Menulis tentang gempa yang pernah
terjadi di desa Serempah memang sesuatu yang baru. Ada banyak penjelasan mengenai
detail gempa ini. Namun, ada satu hal yang hilang yakni cerita pribadi rakyat
sendiri. Satu minggu di kampung ini memberikan saya kesempatan untuk menelusuri
lebih lanjut mengenai cerita dari masyarakat Serempah. Cerita dari mereka
tentunya membuat saya lebih bisa merasakan kepedihan gempa tersebut.

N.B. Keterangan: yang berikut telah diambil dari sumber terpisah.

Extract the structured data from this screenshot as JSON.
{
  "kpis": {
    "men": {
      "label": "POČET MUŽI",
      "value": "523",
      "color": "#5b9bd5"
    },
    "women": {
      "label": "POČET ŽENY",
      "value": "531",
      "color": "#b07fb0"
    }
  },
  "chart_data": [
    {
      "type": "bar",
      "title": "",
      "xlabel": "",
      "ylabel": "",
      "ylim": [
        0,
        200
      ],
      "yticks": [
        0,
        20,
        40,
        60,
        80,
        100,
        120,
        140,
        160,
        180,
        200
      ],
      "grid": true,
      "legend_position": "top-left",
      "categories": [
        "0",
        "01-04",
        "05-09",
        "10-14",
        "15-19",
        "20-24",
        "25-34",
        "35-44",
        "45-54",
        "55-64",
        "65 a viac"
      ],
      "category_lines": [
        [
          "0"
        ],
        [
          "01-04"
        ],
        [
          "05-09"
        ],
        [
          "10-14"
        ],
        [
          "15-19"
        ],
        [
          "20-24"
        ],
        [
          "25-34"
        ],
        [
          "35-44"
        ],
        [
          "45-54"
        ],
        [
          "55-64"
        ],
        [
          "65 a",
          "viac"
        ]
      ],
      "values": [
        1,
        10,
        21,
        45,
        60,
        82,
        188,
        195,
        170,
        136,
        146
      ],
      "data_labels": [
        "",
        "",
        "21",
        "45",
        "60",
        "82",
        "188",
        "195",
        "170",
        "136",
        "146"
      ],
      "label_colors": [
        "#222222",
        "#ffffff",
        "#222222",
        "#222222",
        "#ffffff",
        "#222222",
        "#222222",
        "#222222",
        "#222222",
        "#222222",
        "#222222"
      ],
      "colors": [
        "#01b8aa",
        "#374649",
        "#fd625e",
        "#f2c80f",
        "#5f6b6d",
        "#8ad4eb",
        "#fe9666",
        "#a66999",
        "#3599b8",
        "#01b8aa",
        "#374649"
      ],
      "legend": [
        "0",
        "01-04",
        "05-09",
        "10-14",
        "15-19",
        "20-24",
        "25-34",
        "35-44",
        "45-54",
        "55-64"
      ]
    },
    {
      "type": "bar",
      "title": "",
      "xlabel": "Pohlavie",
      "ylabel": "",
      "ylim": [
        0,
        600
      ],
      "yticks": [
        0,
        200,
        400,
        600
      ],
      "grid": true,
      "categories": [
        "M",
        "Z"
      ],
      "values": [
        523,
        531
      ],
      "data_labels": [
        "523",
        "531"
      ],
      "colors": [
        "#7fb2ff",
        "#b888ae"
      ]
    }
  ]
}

Bu Mistiani (30 tahun) menjelaskan bagaimana rumah mereka hancur sehingga susah
untuk mengambil beras dan bahan pangan lainnya. Desa Serempah yang masih
terisolasi pasca gempa membuat ibu Mistiani harus meminta beras dan lauk
lainnya kepada masyarakat desa lainnya yang bisa menyelamatkan pangan mereka. Dia
juga menjelaskan bagaimana kehidupannya saat mengungsi. Mereka hanya mengungsi
selama sebulan di tenda pengungsian kemudian pindah ke kebun untuk membuat
rumah seadanya. Rupanya pemerintah juga membagikan seng dan triplek agar masyarakat
bisa membuat rumah mereka sendiri. Ada yang tinggal di sawah, kebun, bahkan di
lapangan. Dia dan keluarga pun harus tinggal selama seminggu di kebunnya karena
serempah saat itu sedang direlokasi.
Ibu Nuraini (40 tahun) memiliki cerita lain, yaitu rumahnya diseruduk oleh
mobil beko. Anaknya sampai sekarang belum ditemui jasadnya. Kepedihan ibu Nuraini
memiliki dampak sampai sekarang . Saat ibu ini mempersilahkan kami untuk
tinggal di rumahnya, ibu ini pun berkata “ibu teringat saat ngungsi. Ibu
harus pindah-pindahkan barang ke rumah ini dan ke rumah itu, sama seperti
kalian. Makanya, ibu tak tega”. Itu
yang disampaikan oleh ibu Nuraini saat melihat kami mencari-cari rumah yang
bisa kami tempati di Serempah. Ada beberapa kali kami harus pindah ke
rumah yang satu ke yang satu lainnya karena rumah yang akan kami tempati belum
jelas perizinannya.
Itulah hasil informasi yang bisa saya dapatkan. Mungkin jika kita menginjakkan kaki di Serempah sekarang, spanduk keluarga miskin itu tertempel di setiap rumah warga, termasuk bapak Kepala Desa. Sekolah meskipun sudah bagus, gurunya sangat minim. Puskesdes hanya ada infrastrukturnya saja, tidak ada bidan atau obat. Sangat mengharukan bagi kita yang saat ini sedang hidup enak di kota-kota.